Dès 2005, le Maroc a misé sur l’exportation de prestations informatiques vers l’Hexagone comme relais de croissance. Dix mille ingénieurs travailleraient désormais dans ce domaine. Malgré les mesures prises en matière de formation, le marché de l’emploi manque de profils expérimentés et d’experts.

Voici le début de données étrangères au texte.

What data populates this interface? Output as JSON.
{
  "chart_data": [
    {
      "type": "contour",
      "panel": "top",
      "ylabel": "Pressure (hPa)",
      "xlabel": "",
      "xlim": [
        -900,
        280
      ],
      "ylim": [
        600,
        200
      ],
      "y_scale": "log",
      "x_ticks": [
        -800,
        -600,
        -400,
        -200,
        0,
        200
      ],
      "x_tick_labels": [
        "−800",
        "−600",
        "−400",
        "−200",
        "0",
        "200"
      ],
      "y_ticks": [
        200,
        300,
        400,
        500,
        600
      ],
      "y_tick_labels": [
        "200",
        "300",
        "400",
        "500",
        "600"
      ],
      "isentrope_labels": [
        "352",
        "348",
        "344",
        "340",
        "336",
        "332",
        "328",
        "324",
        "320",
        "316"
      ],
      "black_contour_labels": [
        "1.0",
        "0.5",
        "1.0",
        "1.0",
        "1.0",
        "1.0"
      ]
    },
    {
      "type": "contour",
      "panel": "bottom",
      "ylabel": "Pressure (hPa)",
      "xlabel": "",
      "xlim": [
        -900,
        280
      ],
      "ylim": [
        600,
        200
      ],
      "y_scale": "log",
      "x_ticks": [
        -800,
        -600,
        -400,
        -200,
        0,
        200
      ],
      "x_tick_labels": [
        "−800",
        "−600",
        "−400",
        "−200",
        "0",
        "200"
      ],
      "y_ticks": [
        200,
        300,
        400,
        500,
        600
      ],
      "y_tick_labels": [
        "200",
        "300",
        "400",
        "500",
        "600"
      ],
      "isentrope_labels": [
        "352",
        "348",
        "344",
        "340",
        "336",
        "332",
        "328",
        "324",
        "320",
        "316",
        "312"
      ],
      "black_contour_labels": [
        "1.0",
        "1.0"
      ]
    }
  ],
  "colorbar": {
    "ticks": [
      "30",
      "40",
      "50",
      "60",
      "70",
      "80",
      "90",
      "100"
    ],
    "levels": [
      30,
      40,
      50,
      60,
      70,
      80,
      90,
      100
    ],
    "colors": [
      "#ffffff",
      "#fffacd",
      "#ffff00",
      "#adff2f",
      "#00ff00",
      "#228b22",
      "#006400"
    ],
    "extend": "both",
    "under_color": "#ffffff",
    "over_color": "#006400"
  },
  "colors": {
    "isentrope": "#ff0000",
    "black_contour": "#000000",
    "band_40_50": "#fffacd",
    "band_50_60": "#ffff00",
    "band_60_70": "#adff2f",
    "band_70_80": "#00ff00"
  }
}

Le Maroc est de loin le pays nord-africain le plus volontariste en matière d’offshore IT. En 2005, l’exportation de services informatiques figurait parmi les secteurs prioritaires du plan Emergence, vaste programme d’investissements sur des secteurs économiques clés. Ambition affichée : devenir le leader de l’offshore francophone et hispanophone, même si cette stratégie est surtout orientée vers l’Hexagone. Puis le Pacte national de l’émergence industrielle (2009-2015), ou plan Emergence II, est venu renforcer cette première série de mesures.Concrètement, le gouvernement du royaume a mis sur pied des zones franches consacrées à l’externalisation des prestations informatiques. Première à sortir de terre, et de loin la plus avancée, Casanearshore est la vitrine de cette politique. Campus à l’américaine, immeubles et bureaux modernes, sécurité à l’entrée de la zone, réseau télécoms aux normes internationales… ce site suit les traces, en version plus modeste, de Bangalore, la référence en matière d’offshore IT. Sur un parc de 53 hectares, à cinq kilomètres du centre de Casablanca, s’est construit un immense complexe immobilier qui accueillera à terme jusqu’à 26 000 emplois. La deuxième zone la plus avancée, Rabat Technopolis, est plutôt un pôle de compétitivité, l’exportation des services informatiques n’étant qu’une des filières. Au final, ce sont cinq lieux qui seront consacrés à cet offshore.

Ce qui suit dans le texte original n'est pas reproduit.